Segundo o treinador, Neymar demonstra profissionalismo exemplar no dia a dia. Embora o astro não fique satisfeito ao iniciar no banco, tem cumprido à risca o planejamento de treinos de alta intensidade e respeita as decisões da comissão técnica. “Ele tem experiência para manejar o ritmo da partida. Quando eu entender que a equipe precisa dele, vou colocá-lo”, frisou o italiano.
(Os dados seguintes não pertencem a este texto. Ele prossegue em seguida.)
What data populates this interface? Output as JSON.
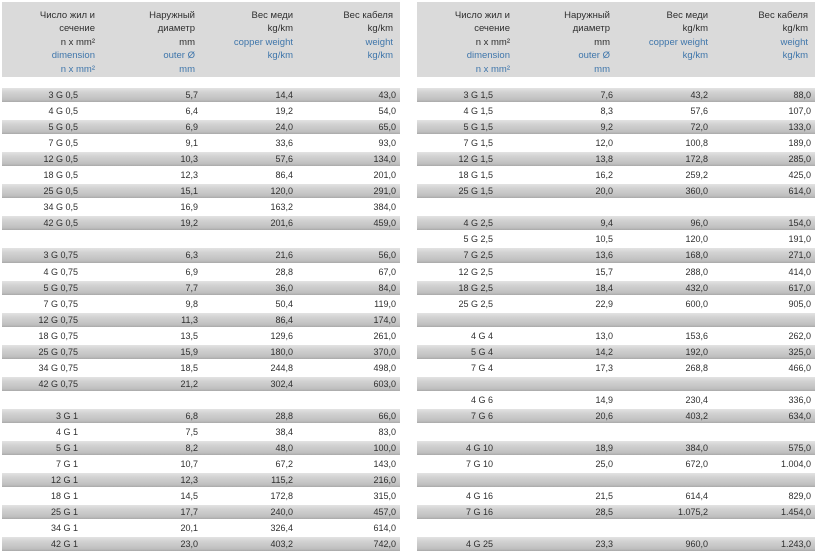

Ancelotti também avaliou o desafio contra a Noruega. O técnico enalteceu a organização defensiva do adversário e destacou a ameaça representada por Erling Haaland.
“A Noruega é uma boa equipe, com bons jogadores. Haaland é um dos melhores do mundo. Sempre é difícil, mas estamos confiantes de que faremos um bom jogo”, observou.
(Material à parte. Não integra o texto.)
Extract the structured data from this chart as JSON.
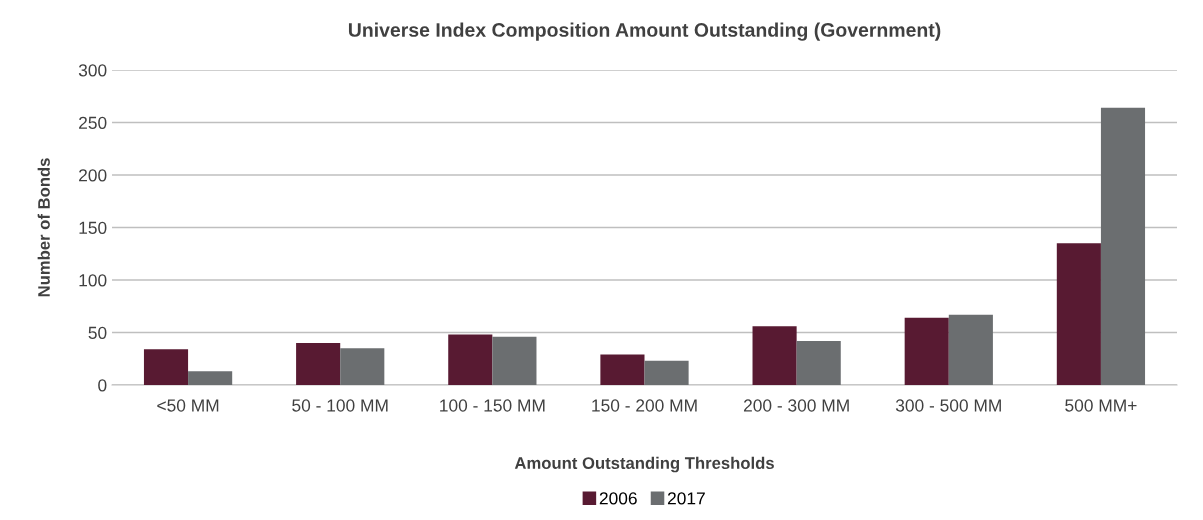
{
  "chart_data": {
    "type": "bar",
    "title": "Universe Index Composition Amount Outstanding (Government)",
    "xlabel": "Amount Outstanding Thresholds",
    "ylabel": "Number of Bonds",
    "categories": [
      "<50 MM",
      "50 - 100 MM",
      "100 - 150 MM",
      "150 - 200 MM",
      "200 - 300 MM",
      "300 - 500 MM",
      "500 MM+"
    ],
    "series": [
      {
        "name": "2006",
        "color": "#581a32",
        "values": [
          34,
          40,
          48,
          29,
          56,
          64,
          135
        ]
      },
      {
        "name": "2017",
        "color": "#6b6e70",
        "values": [
          13,
          35,
          46,
          23,
          42,
          67,
          264
        ]
      }
    ],
    "ylim": [
      0,
      300
    ],
    "yticks": [
      0,
      50,
      100,
      150,
      200,
      250,
      300
    ],
    "grid": "y",
    "legend": "bottom"
  }
}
Questionado sobre o brilho de Vinicius Júnior, o treinador pontuou que o sucesso do ponta se deve a uma combinação de talento e humildade. No entanto, ele defendeu que o Brasil não dependa de um único craque.
“A torcida precisa de um craque. Mas aqui, na seleção, nós precisamos de jogadores de alto nível que ajudem o coletivo”, afirmou.
A preparação para o mata-mata inclui a gestão de desfalques. Lucas Paquetá ainda necessita de mais tempo de recuperação, enquanto Raphinha apresenta evolução e pode ficar à disposição em breve. Para Ancelotti, o elevado ritmo do futebol contemporâneo aumenta o risco de lesões, mas a lista de 26 convocados garante substitutos à altura.
“Por sorte Raphinha está se recuperando. Paquetá precisará de um pouco mais de tempo. Isso faz parte do futebol, porque a intensidade agora é muito alta”, comentou.
Com mais de 1.400 partidas dirigidas na carreira, Ancelotti afirmou manter a serenidade diante da pressão popular. Ele classificou a função de treinador como o elo mais vulnerável do esporte.
“O êxito é dos jogadores e a culpa é do treinador; por isso é o lado mais débil”, resumiu.
O comandante ainda projetou o futuro da Seleção, citando jovens como Endrick, Estêvão, Militão e Rodrygo como peças prováveis em 2030. Para ele, o talento brasileiro segue abundante, mas hoje precisa vir acompanhado de profissionalismo, preparo físico e sólida compreensão tática.
“Há 30 anos o talento era suficiente para vencer. Hoje é preciso apoiar o talento com seriedade, caráter e conhecimento, para que ele faça diferença”, concluiu.
Com Neymar liberado para atuar durante toda a partida, a equipe busca confirmar o favoritismo no domingo e avançar à semifinal do Mundial.